Jonathan Queen is an excellent human being. We shared the same exact circle of friends in high school and lived in the same town, but didn't bother to meet each other until we were grown with families. He is now one of my very best pals, and is one of the funniest people I've ever known. He is a man of God and a great father to his children. One of the most remarkable things about Jonathan, however, is the fact that he taught himself to skate vert (ramps, bowls) in his thirties by skating with his son.
Jonathan's toy narratives are no less funny, no less serious, deep and intelligent than their creator. They are art historically knowledgeable allegories with gravitas, and profoundly well painted.
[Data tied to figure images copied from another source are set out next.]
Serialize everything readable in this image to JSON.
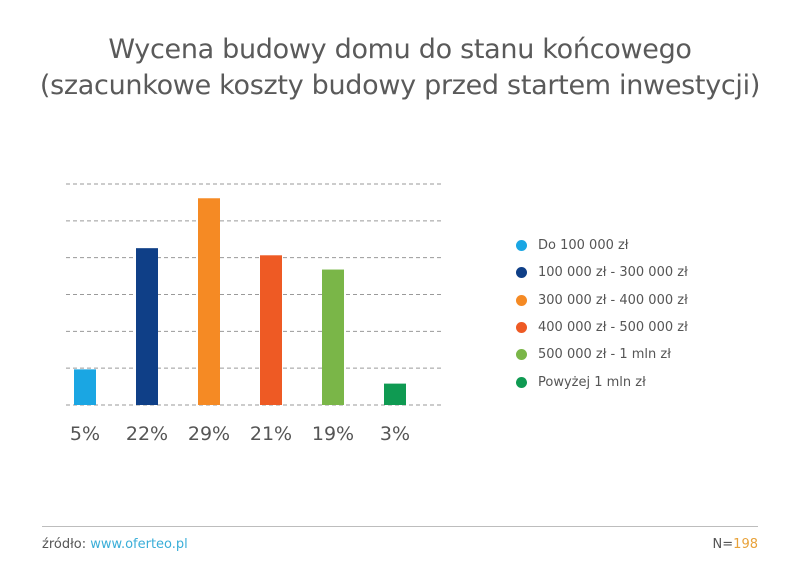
{
  "chart_data": {
    "type": "bar",
    "title": "Wycena budowy domu do stanu końcowego",
    "subtitle": "(szacunkowe koszty budowy przed startem inwestycji)",
    "categories": [
      "Do 100 000 zł",
      "100 000 zł - 300 000 zł",
      "300 000 zł - 400 000 zł",
      "400 000 zł - 500 000 zł",
      "500 000 zł - 1 mln zł",
      "Powyżej 1 mln zł"
    ],
    "values": [
      5,
      22,
      29,
      21,
      19,
      3
    ],
    "value_labels": [
      "5%",
      "22%",
      "29%",
      "21%",
      "19%",
      "3%"
    ],
    "colors": [
      "#1aa6e3",
      "#0f3f87",
      "#f58a24",
      "#ee5a24",
      "#7ab648",
      "#0f9a52"
    ],
    "ylim": [
      0,
      31
    ],
    "grid": true,
    "grid_style": "dashed",
    "legend_position": "right"
  },
  "footer": {
    "source_label": "źródło: ",
    "source_link": "www.oferteo.pl",
    "n_label": "N=",
    "n_value": "198"
  }
}
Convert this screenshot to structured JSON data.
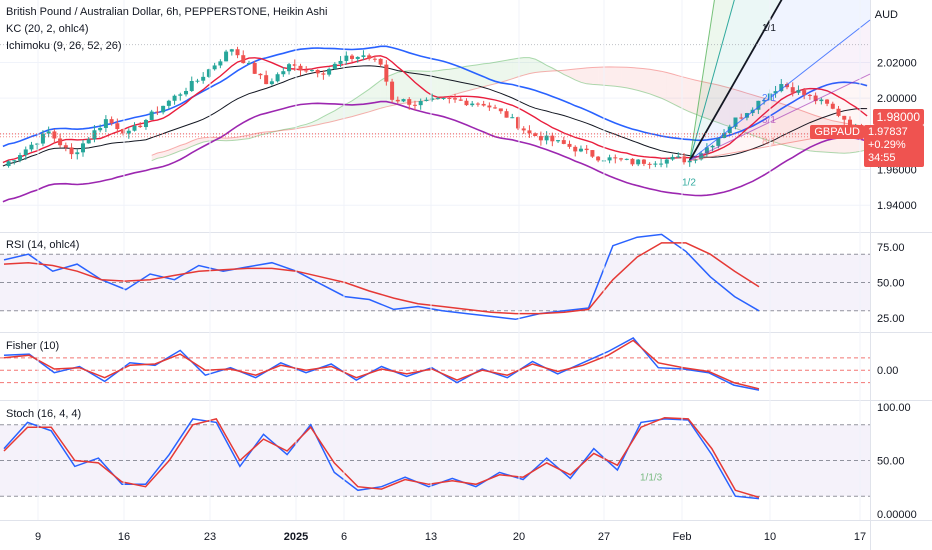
{
  "header": {
    "title": "British Pound / Australian Dollar, 6h, PEPPERSTONE, Heikin Ashi",
    "currency": "AUD",
    "kc": "KC (20, 2, ohlc4)",
    "ichimoku": "Ichimoku (9, 26, 52, 26)"
  },
  "price_tag": {
    "level": "1.98000",
    "symbol": "GBPAUD",
    "last": "1.97837",
    "change": "+0.29%",
    "countdown": "34:55"
  },
  "panes": {
    "rsi": "RSI (14, ohlc4)",
    "fisher": "Fisher (10)",
    "stoch": "Stoch (16, 4, 4)"
  },
  "colors": {
    "bull": "#26a69a",
    "bear": "#ef5350",
    "kc": "#2962ff",
    "tenkan": "#e91e3d",
    "kijun": "#131722",
    "lagging": "#9c27b0",
    "rsi": "#2962ff",
    "rsi_ma": "#e53935",
    "fan": "#2962ff"
  },
  "chart_data": [
    {
      "type": "candlestick",
      "title": "British Pound / Australian Dollar, 6h, PEPPERSTONE, Heikin Ashi",
      "ylim": [
        1.925,
        2.055
      ],
      "yticks": [
        "2.02000",
        "2.00000",
        "1.98000",
        "1.96000",
        "1.94000"
      ],
      "xticks": [
        "9",
        "16",
        "23",
        "2025",
        "6",
        "13",
        "20",
        "27",
        "Feb",
        "10",
        "17"
      ],
      "price_path": [
        [
          0,
          1.962
        ],
        [
          8,
          1.981
        ],
        [
          12,
          1.968
        ],
        [
          18,
          1.988
        ],
        [
          22,
          1.98
        ],
        [
          28,
          1.996
        ],
        [
          34,
          2.01
        ],
        [
          40,
          2.028
        ],
        [
          46,
          2.008
        ],
        [
          50,
          2.018
        ],
        [
          56,
          2.015
        ],
        [
          60,
          2.022
        ],
        [
          63,
          2.024
        ],
        [
          66,
          2.019
        ],
        [
          68,
          2.0
        ],
        [
          72,
          1.997
        ],
        [
          78,
          1.999
        ],
        [
          84,
          1.997
        ],
        [
          88,
          1.99
        ],
        [
          92,
          1.98
        ],
        [
          98,
          1.974
        ],
        [
          104,
          1.967
        ],
        [
          110,
          1.964
        ],
        [
          114,
          1.965
        ],
        [
          118,
          1.966
        ],
        [
          120,
          1.965
        ],
        [
          124,
          1.975
        ],
        [
          128,
          1.988
        ],
        [
          132,
          1.998
        ],
        [
          136,
          2.008
        ],
        [
          140,
          2.002
        ],
        [
          144,
          1.996
        ],
        [
          148,
          1.986
        ],
        [
          151,
          1.978
        ]
      ],
      "fan_labels": [
        "1/1/3",
        "1/2",
        "1/1",
        "2/1",
        "3/1",
        "8/1"
      ],
      "last_price": 1.97837,
      "marked_level": 1.98
    },
    {
      "type": "line",
      "title": "RSI (14, ohlc4)",
      "yticks": [
        "75.00",
        "50.00",
        "25.00"
      ],
      "ylim": [
        15,
        85
      ],
      "bands": [
        30,
        50,
        70
      ],
      "series": [
        {
          "values": [
            66,
            70,
            58,
            63,
            52,
            45,
            56,
            52,
            62,
            58,
            61,
            64,
            58,
            49,
            40,
            38,
            31,
            33,
            30,
            28,
            26,
            24,
            28,
            30,
            32,
            76,
            82,
            84,
            72,
            54,
            40,
            30
          ]
        },
        {
          "values": [
            63,
            64,
            62,
            58,
            52,
            51,
            52,
            55,
            58,
            59,
            60,
            60,
            58,
            54,
            50,
            44,
            39,
            35,
            33,
            31,
            29,
            28,
            28,
            29,
            31,
            52,
            68,
            78,
            78,
            70,
            58,
            47
          ]
        }
      ]
    },
    {
      "type": "line",
      "title": "Fisher (10)",
      "yticks": [
        "0.00"
      ],
      "ylim": [
        -2.4,
        3.0
      ],
      "levels": [
        1.0,
        0.0,
        -1.0
      ],
      "series": [
        {
          "values": [
            1.2,
            1.3,
            -0.2,
            0.3,
            -0.9,
            0.6,
            0.4,
            1.6,
            -0.4,
            0.2,
            -0.6,
            0.6,
            -0.2,
            0.5,
            -0.8,
            0.3,
            -0.5,
            0.2,
            -1.0,
            0.1,
            -0.6,
            0.7,
            -0.3,
            0.6,
            1.5,
            2.6,
            0.2,
            0.1,
            -0.2,
            -1.2,
            -1.6
          ]
        },
        {
          "values": [
            1.0,
            1.2,
            0.1,
            0.2,
            -0.6,
            0.4,
            0.5,
            1.3,
            0.0,
            0.1,
            -0.4,
            0.4,
            0.0,
            0.3,
            -0.6,
            0.1,
            -0.3,
            0.1,
            -0.8,
            0.0,
            -0.4,
            0.5,
            -0.1,
            0.4,
            1.2,
            2.4,
            0.6,
            0.2,
            -0.1,
            -1.0,
            -1.5
          ]
        }
      ]
    },
    {
      "type": "line",
      "title": "Stoch (16, 4, 4)",
      "yticks": [
        "100.00",
        "50.00",
        "0.00000"
      ],
      "ylim": [
        0,
        100
      ],
      "bands": [
        20,
        50,
        80
      ],
      "series": [
        {
          "values": [
            60,
            82,
            75,
            45,
            52,
            30,
            30,
            55,
            85,
            82,
            45,
            72,
            55,
            80,
            40,
            25,
            28,
            36,
            28,
            35,
            28,
            40,
            34,
            52,
            35,
            60,
            42,
            82,
            85,
            84,
            55,
            20,
            18
          ]
        },
        {
          "values": [
            58,
            78,
            78,
            50,
            48,
            32,
            28,
            50,
            80,
            85,
            50,
            68,
            58,
            78,
            48,
            28,
            26,
            34,
            30,
            33,
            30,
            38,
            36,
            48,
            38,
            56,
            46,
            78,
            86,
            85,
            60,
            25,
            19
          ]
        }
      ]
    }
  ]
}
Toy painting is definitely a genre, and if Jonathan is not its leading figure he is one of the most important. it should be noted that these still-lifes are staged and painted directly from life. This sets him apart from the photorealist painters who set up photo shoots and copy them systematically, usually resulting in a kitschy slickness. Although utilizing pop cultural icons like Pee Wee Herman and Pinocchio, Jonathan is not by any stretch a pop artist. His works are not mere jokes or one-liners, but are timeless and transcendental. Compare the existential quality of Jonathan's ominously glowing typewriter to Robert Cottingham's stone-cold copies of the same subject. Of course the intent is quite different.
Jonathan's manner of shaping with light and color adhere more closely to the humanist traditions of the renaissance and baroque than anything else, as does his caring attention to nature study and depth of form. In a way they triumph over banality by actually making us feel and contemplate our own existence. The toys are not the subject but the medium.
When I gave Jonathan this Pinocchio, I think he didn't know what to do with it. I'm overjoyed that it has found its way into his cast of characters. The photos in the background were taken at Michelangelo piazza during our trip to Florence.